Hello! For our third cultural appropriation blog project, Lola and I decided to write about the controversy surrounding the Washington Redskins’ team name and logo. Lola will put up her portion of the post soon; in the meantime, here is my contribution:
Bryan: I’m really interested in a lot of the anti-Redskins material that’s been generated over the past two years, and I want to use this post to talk briefly about an advertisement produced by the National Congress of American Indians in 2014:
This video performs very different work than advertisements usually do. I’ve been watching Buffy the Vampire Slayer in my class with Professor Frank, and we’ve talked a lot about the way advertisements usually function as brief moments of symmetry within a television text. TV series go on for years, so TV episodes end not with a moment of closure, but with something that suggests there will be more to see sometime in the future. Advertisements, then, are small units of completeness within the long, unwieldy, episodic plotting of a show: within 30 seconds, we’re introduced to a central anxiety or complication that the advertised product can resolve. Advertisements, unlike TV plots, are short and simple.
However, the problem with the Washington Redskins isn’t that the Redskins brand is too complicated for a consuming public to support. Instead the Redskins name is problematic because it isn’t complicated enough, because it thinly veils a rich, enormously vibrant set of intersecting tribal, personal, and national histories. Of course, complication takes work, but The Congress of American Indians advertisement ingeniously makes this work into a vitally rewarding human process. When we stop using the word ‘Redskins’ we find ourselves engaged in the mysterious, excessive, painful, joyous, and animating project of meaning-making. This is the project that David Treuer writes about at the end of his phenomenal book Rez Life:
“At times like this I think that maybe we won’t make it. There are too many of us who are dead for us to make it. Too many of us are getting around to dying too soon. It’s a wonder that there is enough Indian land to hold us all, to hold our bodies. And it’s hard sometimes not to agree that we’re all dead, and rez life isn’t so much a life as an excavation….

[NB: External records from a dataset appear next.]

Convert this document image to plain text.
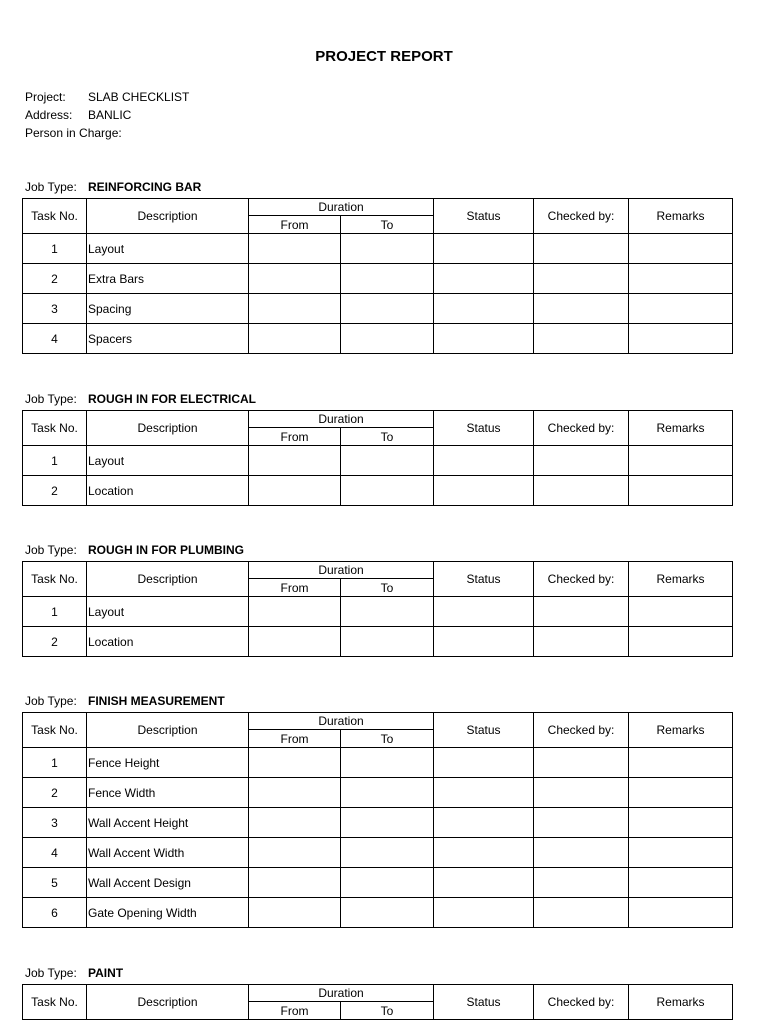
PROJECT REPORT
Project: SLAB CHECKLIST
Address: BANLIC
Person in Charge:
Job Type: REINFORCING BAR
Task No.	Description	Duration		Status	Checked by:	Remarks
		From	To			
1	Layout					
2	Extra Bars					
3	Spacing					
4	Spacers					
Job Type: ROUGH IN FOR ELECTRICAL
Task No.	Description	Duration		Status	Checked by:	Remarks
		From	To			
1	Layout					
2	Location					
Job Type: ROUGH IN FOR PLUMBING
Task No.	Description	Duration		Status	Checked by:	Remarks
		From	To			
1	Layout					
2	Location					
Job Type: FINISH MEASUREMENT
Task No.	Description	Duration		Status	Checked by:	Remarks
		From	To			
1	Fence Height					
2	Fence Width					
3	Wall Accent Height					
4	Wall Accent Width					
5	Wall Accent Design					
6	Gate Opening Width					
Job Type: PAINT
Task No.	Description	Duration		Status	Checked by:	Remarks
		From	To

Maybe the miracle is not that the ground can hold so many Indian bodies. Maybe the miracle is that it is able to hold so much personality, because among the graves of my family and our village are the graves of friends and neighbors… There’s more, I thought, much more. How can it all fit in here, how much more crowded with story and personality and life can the ground get?”
Lola: The above video serves as a vehicle to dispel stereotypes about Native Americans. The same should be done with other marginalized groups. I hope that the Amherst Uprising Mascot Committee produces a video similar to the one that Bryan posted above; I’ve contacted them. It would be cool to have the last frame of our video be the Lord Jeff emblem that exist on the many surfaces in the gym. In fact, an entire campaign for different advantaged groups would be incredibly beneficial. I’m reminded of the emphasis that Thurston places on widening blackness in How to be Black and the positive consequences of it.
In terms of the Lord Jeff mascot, I am glad to know that it is being phased out. I think most empathetic people are glad to know that it is being phased out. During Amherst Uprising, a Native American professor spoke about how appreciative she was that this movement was happening. She cried and that is when it really hit me that our mascot must go quickly. When people become aware of both the physical and emotional damage that having an inherently racist mascot has created, people become more adamant about removing the mascot. Awareness is key.
I wonder how possible it will be to completely remove the Lord Jeff’s association with Amherst College. Because Amherst’s reputation is represented in name recognition, what would happen to Amherst’s reputation if we were to change the name of the college? I’m sure it can be argued that Amherst’s reputation would increase exponentially in a positive way because changing the name of a college is perhaps unprecedented in this era. Additionally, the removal would be morally founded.